Remix.run Logo
lorislab 4 hours ago

The interesting part is not really the existence of a machine identifier. Almost every modern OS has some equivalent. The bigger question is the boundary: which components can access it, and when does a local identifier become a remote tracking identifier? A machine-id sitting on disk is very different from an OS vendor correlating it with network activity.

J-Kuhn an hour ago | parent | next [-]

Systemd (part of many major linux distributions) has for example machine-id[1], readable by anyone on the machine under /etc/machine-id.

[1]: https://www.freedesktop.org/software/systemd/man/latest/mach...

dlenski 37 minutes ago | parent | prev | next [-]

Yeah, this is what's glaringly missing from the article.

Exactly how does Microsoft's device identifier get associated with the ngrok session (normally initiated via its closed-source CLI)?

I can't tell from the article whether Microsoft is doing something underhanded to inject its device identifiers into network traffic, or whether the ngrok client software (again, closed-source!) grabbed the device identifier… and might well do the same on any other OS, using /etc/machine-id on Linux for example.

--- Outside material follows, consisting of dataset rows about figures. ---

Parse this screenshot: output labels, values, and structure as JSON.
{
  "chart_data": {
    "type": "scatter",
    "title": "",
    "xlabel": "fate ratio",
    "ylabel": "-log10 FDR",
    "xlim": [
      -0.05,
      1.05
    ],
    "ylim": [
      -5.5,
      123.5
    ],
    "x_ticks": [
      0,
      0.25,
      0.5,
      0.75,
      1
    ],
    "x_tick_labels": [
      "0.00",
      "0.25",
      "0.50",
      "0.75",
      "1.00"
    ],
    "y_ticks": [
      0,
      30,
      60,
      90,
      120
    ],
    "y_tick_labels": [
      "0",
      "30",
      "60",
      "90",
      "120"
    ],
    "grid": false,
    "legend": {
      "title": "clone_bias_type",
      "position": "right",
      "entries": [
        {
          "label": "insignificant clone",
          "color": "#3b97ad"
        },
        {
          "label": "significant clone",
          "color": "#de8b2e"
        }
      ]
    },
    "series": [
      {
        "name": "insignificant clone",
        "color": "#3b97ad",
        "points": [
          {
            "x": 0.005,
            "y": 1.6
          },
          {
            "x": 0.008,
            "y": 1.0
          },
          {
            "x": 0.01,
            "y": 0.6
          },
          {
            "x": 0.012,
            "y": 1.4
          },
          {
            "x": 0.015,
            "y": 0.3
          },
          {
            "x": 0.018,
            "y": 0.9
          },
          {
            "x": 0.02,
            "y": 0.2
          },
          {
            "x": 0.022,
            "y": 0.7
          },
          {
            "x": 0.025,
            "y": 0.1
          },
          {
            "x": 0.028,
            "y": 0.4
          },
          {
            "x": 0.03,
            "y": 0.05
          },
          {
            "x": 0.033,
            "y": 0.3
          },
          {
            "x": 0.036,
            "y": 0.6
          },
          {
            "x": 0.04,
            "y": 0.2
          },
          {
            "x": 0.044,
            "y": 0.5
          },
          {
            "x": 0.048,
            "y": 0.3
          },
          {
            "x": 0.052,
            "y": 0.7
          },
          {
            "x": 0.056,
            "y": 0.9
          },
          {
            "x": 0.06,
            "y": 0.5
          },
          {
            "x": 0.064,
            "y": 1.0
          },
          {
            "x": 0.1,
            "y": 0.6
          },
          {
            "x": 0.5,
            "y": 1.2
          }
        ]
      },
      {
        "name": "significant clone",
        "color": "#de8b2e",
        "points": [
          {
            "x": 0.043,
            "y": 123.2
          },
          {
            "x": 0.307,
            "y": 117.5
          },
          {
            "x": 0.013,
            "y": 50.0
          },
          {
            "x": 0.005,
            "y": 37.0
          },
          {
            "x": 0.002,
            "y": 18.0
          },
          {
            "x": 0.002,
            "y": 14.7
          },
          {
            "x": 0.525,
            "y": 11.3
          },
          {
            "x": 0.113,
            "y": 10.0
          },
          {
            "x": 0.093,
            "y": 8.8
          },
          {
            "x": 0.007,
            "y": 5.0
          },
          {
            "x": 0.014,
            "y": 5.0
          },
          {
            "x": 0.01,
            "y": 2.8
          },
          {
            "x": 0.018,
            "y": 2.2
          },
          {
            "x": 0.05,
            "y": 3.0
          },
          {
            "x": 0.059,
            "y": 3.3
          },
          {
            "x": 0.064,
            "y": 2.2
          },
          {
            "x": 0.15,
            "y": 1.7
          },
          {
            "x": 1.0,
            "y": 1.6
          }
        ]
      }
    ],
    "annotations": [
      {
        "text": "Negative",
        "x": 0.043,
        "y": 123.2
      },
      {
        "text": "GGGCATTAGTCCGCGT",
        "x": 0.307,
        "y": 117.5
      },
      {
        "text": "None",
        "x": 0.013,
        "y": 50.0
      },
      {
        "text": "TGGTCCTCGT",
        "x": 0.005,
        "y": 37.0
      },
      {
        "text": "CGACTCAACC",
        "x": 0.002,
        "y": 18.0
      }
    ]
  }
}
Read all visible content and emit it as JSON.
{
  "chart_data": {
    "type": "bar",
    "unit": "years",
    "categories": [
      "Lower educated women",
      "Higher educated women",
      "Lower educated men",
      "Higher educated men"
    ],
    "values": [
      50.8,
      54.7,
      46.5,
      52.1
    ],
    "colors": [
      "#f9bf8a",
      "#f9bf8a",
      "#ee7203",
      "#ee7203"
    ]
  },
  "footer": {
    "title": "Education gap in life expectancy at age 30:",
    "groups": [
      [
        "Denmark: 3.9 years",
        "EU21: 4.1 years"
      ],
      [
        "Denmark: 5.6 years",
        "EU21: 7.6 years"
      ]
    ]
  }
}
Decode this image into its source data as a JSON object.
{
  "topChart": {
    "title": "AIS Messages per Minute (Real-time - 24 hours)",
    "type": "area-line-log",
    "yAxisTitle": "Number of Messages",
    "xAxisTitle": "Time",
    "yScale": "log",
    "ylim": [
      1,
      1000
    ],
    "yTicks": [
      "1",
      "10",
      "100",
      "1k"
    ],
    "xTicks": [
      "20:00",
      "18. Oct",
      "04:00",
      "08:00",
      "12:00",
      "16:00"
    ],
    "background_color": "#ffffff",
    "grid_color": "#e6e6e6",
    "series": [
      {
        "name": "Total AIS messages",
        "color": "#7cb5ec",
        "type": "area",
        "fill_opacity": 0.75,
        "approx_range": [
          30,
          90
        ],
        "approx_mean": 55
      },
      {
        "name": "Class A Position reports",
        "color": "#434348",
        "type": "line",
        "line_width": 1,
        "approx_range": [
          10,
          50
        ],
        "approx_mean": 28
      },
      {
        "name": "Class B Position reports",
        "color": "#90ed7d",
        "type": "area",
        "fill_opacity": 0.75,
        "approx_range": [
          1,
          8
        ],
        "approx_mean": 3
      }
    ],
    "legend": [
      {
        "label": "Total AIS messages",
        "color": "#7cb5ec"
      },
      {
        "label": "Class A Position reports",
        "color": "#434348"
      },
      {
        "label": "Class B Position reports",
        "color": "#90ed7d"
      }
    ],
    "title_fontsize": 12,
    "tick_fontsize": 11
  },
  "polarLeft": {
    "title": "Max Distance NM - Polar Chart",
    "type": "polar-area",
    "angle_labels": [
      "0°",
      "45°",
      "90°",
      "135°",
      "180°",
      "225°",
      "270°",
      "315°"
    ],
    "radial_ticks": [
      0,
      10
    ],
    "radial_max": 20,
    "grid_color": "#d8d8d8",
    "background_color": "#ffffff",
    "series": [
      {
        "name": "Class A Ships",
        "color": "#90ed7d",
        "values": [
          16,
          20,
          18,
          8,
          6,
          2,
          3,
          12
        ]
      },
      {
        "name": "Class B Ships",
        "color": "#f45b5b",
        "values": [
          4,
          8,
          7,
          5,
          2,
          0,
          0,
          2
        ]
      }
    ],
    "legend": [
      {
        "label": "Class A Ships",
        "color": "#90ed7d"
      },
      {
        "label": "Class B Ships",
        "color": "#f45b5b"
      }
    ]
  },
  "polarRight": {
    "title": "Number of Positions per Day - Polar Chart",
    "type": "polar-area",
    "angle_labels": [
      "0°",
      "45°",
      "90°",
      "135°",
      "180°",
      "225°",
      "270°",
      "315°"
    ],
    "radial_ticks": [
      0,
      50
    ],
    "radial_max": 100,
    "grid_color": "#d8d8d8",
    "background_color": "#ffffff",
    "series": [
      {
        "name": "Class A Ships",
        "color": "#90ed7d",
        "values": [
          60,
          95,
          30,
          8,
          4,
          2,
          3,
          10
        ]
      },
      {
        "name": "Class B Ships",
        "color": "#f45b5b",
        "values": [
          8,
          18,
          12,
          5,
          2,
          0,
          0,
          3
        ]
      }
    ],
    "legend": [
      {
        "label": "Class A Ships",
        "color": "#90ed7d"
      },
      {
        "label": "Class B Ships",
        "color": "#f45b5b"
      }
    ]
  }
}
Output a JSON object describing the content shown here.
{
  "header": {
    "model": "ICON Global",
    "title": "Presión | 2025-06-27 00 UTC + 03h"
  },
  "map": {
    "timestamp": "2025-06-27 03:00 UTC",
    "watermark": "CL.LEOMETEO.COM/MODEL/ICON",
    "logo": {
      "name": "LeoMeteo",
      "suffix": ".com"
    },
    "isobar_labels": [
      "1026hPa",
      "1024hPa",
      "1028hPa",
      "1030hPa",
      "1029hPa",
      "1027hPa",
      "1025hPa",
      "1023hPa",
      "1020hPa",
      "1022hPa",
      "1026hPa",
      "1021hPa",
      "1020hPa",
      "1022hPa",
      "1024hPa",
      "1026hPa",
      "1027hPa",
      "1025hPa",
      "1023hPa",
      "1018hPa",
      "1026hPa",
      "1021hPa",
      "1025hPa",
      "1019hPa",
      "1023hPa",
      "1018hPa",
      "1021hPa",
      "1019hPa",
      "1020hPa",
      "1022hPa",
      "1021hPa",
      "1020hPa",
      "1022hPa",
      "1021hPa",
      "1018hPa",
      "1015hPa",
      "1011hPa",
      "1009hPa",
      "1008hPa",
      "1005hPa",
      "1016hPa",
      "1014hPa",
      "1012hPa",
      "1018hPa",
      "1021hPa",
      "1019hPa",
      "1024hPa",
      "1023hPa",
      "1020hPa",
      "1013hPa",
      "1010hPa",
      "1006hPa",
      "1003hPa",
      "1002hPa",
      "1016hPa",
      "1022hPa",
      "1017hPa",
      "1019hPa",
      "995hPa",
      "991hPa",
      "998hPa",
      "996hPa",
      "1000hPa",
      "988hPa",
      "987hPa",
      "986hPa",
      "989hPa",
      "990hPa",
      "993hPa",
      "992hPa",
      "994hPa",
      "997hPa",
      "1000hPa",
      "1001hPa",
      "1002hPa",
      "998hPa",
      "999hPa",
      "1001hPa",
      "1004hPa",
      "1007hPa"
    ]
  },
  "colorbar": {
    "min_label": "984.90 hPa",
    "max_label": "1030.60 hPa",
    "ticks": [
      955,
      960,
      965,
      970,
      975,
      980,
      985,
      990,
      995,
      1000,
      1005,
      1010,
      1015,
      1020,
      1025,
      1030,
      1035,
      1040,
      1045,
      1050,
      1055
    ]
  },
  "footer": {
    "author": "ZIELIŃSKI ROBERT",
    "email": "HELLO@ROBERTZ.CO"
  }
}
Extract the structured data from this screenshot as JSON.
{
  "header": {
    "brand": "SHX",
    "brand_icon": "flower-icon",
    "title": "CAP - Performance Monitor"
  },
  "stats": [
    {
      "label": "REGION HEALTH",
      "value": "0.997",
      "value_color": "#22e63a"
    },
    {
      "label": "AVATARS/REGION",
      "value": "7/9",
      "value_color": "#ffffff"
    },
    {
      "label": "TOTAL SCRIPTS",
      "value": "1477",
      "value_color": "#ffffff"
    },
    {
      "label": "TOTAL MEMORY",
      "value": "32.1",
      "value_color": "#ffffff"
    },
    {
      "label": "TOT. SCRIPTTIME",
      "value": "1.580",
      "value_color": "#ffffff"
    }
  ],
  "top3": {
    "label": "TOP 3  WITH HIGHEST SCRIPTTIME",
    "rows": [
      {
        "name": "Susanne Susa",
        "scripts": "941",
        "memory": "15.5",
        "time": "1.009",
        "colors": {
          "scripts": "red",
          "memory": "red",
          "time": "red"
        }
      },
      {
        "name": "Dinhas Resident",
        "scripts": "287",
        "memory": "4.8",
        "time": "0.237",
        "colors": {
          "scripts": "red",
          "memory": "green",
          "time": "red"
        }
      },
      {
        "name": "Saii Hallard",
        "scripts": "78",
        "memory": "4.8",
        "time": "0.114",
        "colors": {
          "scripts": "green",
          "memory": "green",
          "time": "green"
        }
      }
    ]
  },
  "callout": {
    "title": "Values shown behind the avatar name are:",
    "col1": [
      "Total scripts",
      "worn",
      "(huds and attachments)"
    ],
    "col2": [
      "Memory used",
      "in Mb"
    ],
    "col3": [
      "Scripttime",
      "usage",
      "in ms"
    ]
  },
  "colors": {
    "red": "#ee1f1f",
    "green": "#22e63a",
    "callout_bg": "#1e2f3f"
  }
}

Since ngrok uses a "freemium" model, it wouldn't surprise me at all if its clients send machine IDs to try to catch users trying to get around its free limits.

Bender 23 minutes ago | parent | prev | next [-]

Adding another example of this is the NetworkID in about:networking#networkid in Firefox. There was a point in time that cause some controversy. Every AI has the wrong information about it's origin and use.

llm_nerd 2 hours ago | parent | prev [-]

This is the part that isn't clear and is by far the most interesting. At what stage and what point did the GDID get correlated with a tool/web request. As is it almost sounds like Microsoft "telemetry" gathers everything and they did a bulk search for certain activity, pulling the GDID and correlating it with a user.

mysteria 2 hours ago | parent | next [-]

From reading the official criminal complaint [1] it looks like Microsoft literally logs all web requests along with the GDID and sends it over as "telemetry". It basically associates the URL, the client's IP, and the GDID together.

Or I suppose it's possible that it only sends the domain and not the full URL, but that's enough for the police to go to the hoster and demand logs containing the full URL for said IP.

1. https://www.justice.gov/usao-ndil/media/1450651/dl?inline

nailer an hour ago | parent [-]

> Microsoft literally logs all web requests

Nope. That would be unbelievable but also very well known. It was a Windows software licensing matter, see my post above.

nailer an hour ago | parent | prev [-]

Good question. My understand is that it was licensing:

Hackers cloaked IP address -> VPN license -> Windows GDID -> Hacker's name.

llm_nerd an hour ago | parent [-]

From the reading of the document, I really don't think that's it. The suspects used phishing to get access to one company's servers, then used those servers to push software to other servers.

It 100% reads that they enlisted Microsoft to correlate telemetry data with some known activities, backtracking from that. Barring specific additional data, this should be extraordinarily concerning. Repeatedly the documents cite "Microsoft's records" for the activity - installing ngrok, accessing certain sites, RDP connections, etc.

baranul 23 minutes ago | parent [-]

But it has long been known that Microsoft actively collaborates with and provides user data to legal entities. It is more a matter of the general public not being aware of this, the kind of data collected, and to what extent will users continue to tolerate Microsoft's behavior.